The sources it provided are basically competing startup websites... actually seem to support my work and direction, pointing to similar projects and trends that are successful and aligned with what I'm doing so it's confusing. My current project provides similar features as some mentioned here. The second one is basically exactly the problem that my current low-code project solves. I've built entire complex data-driven apps with it so I know it works and is secure. I have 15 years of software engineering experience working on top projects including backed by YCombinator...
[1] Supabase RLS Documentation: "Row Level Security (RLS) is a PostgreSQL feature...
[2] Chris Paik on "The End of Software": Discussion on how LLMs reduce the cost of creating software to zero, favoring standard/reproducible code over proprietary configurations. (common knowledge in VC circles, 2023-2024 discourse).
[3] Pinecone Multi-tenancy: "You can use namespaces to manage multi-tenancy... Queries in one namespace cannot access vectors in another." (docs.pinecone.io/guides/indexes/namespaces)
[4] pgvector & RLS: "pgvector integrates seamlessly with PostgreSQL's security features, including RLS." (github.com/pgvector/pgvector)
[5] OpenAI Realtime API: OpenAI's documentation on their WebSocket-based API for real-time speech and text. (platform.openai.com/docs/guides/realtime)
[6] Vercel AI SDK: "Build AI-powered applications with React, Svelte, Vue, and Solid... Streaming text responses." (sdk.vercel.ai/docs)
Comment by swatcoder 12 hours ago
Imagine you saw a question like this posed at the beginning of an essay or work of fiction. 99% of the time, that essay would be a wild and delightful trip through paranoied interpretation. In fact, it would be really unusual and boring were it just to dismiss the idea this hot lead immediately after it was poised.

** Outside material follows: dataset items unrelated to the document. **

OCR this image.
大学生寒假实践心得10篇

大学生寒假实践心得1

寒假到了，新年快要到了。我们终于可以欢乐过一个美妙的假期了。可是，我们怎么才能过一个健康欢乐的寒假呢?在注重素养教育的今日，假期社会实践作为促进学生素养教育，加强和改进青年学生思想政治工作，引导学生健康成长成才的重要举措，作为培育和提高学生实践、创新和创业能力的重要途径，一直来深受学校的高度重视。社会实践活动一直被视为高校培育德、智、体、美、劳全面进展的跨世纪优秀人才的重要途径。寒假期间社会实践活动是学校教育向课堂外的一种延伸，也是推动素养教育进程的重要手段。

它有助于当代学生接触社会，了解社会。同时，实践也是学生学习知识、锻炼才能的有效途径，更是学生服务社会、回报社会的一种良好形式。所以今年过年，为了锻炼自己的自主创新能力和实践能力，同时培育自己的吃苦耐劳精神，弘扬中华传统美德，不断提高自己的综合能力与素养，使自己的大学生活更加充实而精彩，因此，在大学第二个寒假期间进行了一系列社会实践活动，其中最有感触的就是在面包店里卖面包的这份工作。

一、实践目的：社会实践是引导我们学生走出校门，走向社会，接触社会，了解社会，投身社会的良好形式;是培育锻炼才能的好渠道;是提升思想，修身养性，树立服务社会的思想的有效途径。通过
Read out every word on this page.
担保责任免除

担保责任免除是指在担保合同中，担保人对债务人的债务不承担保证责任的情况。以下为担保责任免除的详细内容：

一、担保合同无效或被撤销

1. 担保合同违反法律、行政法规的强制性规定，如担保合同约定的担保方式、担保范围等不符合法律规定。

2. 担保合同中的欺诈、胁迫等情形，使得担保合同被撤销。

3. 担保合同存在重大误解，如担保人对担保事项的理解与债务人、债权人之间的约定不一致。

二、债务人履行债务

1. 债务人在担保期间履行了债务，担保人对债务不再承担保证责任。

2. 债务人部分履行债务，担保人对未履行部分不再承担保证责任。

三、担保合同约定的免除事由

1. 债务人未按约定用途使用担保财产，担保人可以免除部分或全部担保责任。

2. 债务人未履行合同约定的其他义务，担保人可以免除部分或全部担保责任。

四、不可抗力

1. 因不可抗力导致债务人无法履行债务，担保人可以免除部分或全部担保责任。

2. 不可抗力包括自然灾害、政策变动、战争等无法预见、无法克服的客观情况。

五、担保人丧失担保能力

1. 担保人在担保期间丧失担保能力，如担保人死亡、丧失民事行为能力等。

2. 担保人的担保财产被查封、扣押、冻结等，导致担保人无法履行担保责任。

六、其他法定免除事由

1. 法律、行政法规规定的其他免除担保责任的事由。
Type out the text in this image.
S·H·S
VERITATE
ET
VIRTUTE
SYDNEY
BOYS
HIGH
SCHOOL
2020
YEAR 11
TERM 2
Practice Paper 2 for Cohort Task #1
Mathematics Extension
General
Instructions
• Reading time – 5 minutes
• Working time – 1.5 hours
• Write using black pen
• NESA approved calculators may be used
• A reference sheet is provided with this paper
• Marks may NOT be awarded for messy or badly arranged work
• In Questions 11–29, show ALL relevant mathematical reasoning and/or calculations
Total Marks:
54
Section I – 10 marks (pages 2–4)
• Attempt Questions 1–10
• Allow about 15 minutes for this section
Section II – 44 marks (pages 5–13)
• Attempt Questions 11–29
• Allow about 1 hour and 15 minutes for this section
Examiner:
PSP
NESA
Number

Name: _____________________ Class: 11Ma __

Well, LLM's are just improv partners in essay or story writing, not therapists or confidant, and you gave that improv partner an easy volley to ran with im writing a paranoia story.
If you really need to use an LLM to find insight and advice (you really should avoid that), never give it scintillating leading questions like what you posed here. Instead, use neutral open questions that suggest as little as possible, and introduce only the more boring ideas when they need to be leading at all. When you fail to do that, you're just inviting it to play out your own dark fantasies. And while that may feel validating and clarifying, it's going to be sending you deeper into your own imagination and farther away from solutions and reality.
Please use these things responsibly, if you have to use them at all.
Comment by halayli 12 hours ago
Comment by cwmoore 12 hours ago
I’m virtually certain you hit a cosine distance neighborhood with the term “suppressed”.
People are fallible but better. Best of luck.